Press kit/Wikimedia Foundation

From Meta, a Wikimedia project coordination wiki

The rapid growth of Wikipedia and the development of related free-knowledge projects which complement it suggested the need for an infrastructure to support these altruistic endeavors. Wikimedia Foundation was incorporated in St. Petersburg, Florida to provide this infrastructure, and was approved by the U.S. IRS as a 501(c)3 non-profit educational foundation in the category "Adult, continuing education" in April of 2003. In addition to allowing U.S. tax-deductible donation to pay for hardware and bandwidth expenses, the Foundation is a central organizing point for continuing development, new projects, and administrative responsibilities.

As befits a volunteer-driven organization, most everyone in Wikimedia Foundation serves in multiple roles. Members of the 5-member Board of Trustees recently hired an interim Executive Director to oversee the Foundation while also serving as General Counsel. Committees of volunteers organize to meet the Foundation's needs such as communications, fundraising, or special projects under the Board's approval.
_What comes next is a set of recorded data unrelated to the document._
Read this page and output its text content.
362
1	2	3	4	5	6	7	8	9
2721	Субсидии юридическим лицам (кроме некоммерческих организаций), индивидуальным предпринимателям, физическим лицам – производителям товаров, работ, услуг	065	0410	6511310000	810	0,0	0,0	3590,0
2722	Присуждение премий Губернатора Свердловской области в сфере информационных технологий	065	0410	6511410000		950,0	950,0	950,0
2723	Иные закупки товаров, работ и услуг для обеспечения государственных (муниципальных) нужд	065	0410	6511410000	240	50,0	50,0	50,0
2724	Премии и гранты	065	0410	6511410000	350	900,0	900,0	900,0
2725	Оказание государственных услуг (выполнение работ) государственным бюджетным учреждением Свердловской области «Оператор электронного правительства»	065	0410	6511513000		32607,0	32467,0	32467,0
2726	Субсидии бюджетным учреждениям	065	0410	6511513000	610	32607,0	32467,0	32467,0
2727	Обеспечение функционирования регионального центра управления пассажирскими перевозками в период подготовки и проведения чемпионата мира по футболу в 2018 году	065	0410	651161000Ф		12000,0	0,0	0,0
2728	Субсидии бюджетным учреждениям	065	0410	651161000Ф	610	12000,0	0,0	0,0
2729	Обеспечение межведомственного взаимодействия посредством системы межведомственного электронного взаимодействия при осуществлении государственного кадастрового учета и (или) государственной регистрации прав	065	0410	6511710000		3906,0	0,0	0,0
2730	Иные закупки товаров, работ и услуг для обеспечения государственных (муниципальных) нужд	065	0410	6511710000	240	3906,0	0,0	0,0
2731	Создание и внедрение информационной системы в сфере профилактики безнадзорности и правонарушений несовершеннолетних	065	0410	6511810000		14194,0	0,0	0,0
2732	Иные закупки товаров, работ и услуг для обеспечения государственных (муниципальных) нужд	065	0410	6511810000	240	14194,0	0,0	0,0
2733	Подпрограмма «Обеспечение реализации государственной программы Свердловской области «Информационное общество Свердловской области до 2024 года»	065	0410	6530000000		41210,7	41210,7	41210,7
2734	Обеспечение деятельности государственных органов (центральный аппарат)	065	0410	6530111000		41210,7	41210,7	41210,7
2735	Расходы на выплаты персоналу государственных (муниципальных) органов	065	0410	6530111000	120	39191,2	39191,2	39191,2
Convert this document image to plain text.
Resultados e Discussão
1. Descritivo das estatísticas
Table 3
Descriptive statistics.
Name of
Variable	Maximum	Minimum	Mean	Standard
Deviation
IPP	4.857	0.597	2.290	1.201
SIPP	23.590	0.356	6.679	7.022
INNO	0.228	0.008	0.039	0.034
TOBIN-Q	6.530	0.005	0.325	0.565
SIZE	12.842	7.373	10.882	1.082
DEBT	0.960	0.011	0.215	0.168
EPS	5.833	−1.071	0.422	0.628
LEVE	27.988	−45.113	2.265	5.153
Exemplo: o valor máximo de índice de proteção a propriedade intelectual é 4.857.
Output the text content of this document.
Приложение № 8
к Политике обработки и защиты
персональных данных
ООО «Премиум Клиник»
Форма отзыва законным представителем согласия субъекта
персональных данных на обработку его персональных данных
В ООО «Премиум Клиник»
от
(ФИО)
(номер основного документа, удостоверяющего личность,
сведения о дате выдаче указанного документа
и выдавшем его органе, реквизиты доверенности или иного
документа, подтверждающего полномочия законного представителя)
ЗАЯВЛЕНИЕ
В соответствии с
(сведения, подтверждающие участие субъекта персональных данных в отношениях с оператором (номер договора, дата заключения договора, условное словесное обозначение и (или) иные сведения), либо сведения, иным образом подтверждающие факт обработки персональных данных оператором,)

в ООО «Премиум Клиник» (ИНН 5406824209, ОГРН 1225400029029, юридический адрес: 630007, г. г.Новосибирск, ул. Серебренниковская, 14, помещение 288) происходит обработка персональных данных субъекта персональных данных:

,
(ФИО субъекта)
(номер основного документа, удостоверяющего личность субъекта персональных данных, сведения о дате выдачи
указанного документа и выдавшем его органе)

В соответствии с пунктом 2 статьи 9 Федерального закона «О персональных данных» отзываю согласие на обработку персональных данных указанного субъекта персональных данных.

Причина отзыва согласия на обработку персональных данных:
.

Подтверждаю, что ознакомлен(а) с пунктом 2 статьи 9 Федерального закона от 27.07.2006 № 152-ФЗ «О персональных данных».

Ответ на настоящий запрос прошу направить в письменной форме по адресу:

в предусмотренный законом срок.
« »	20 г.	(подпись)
Each project, such as Wikipedia, Wikibooks, or Wiktionary, is approved by the Board but once approved develops its own internal structures for oversight so are semi-autonomous and self-governing with the Foundation providing servers and bandwidth but not involved in the day-to-day editorial and community governance.

The system-level infrastructure is by far the greatest cost for the Foundation, with hardware purchases and bandwidth expenditures amounting to XX% of the budget in 2005.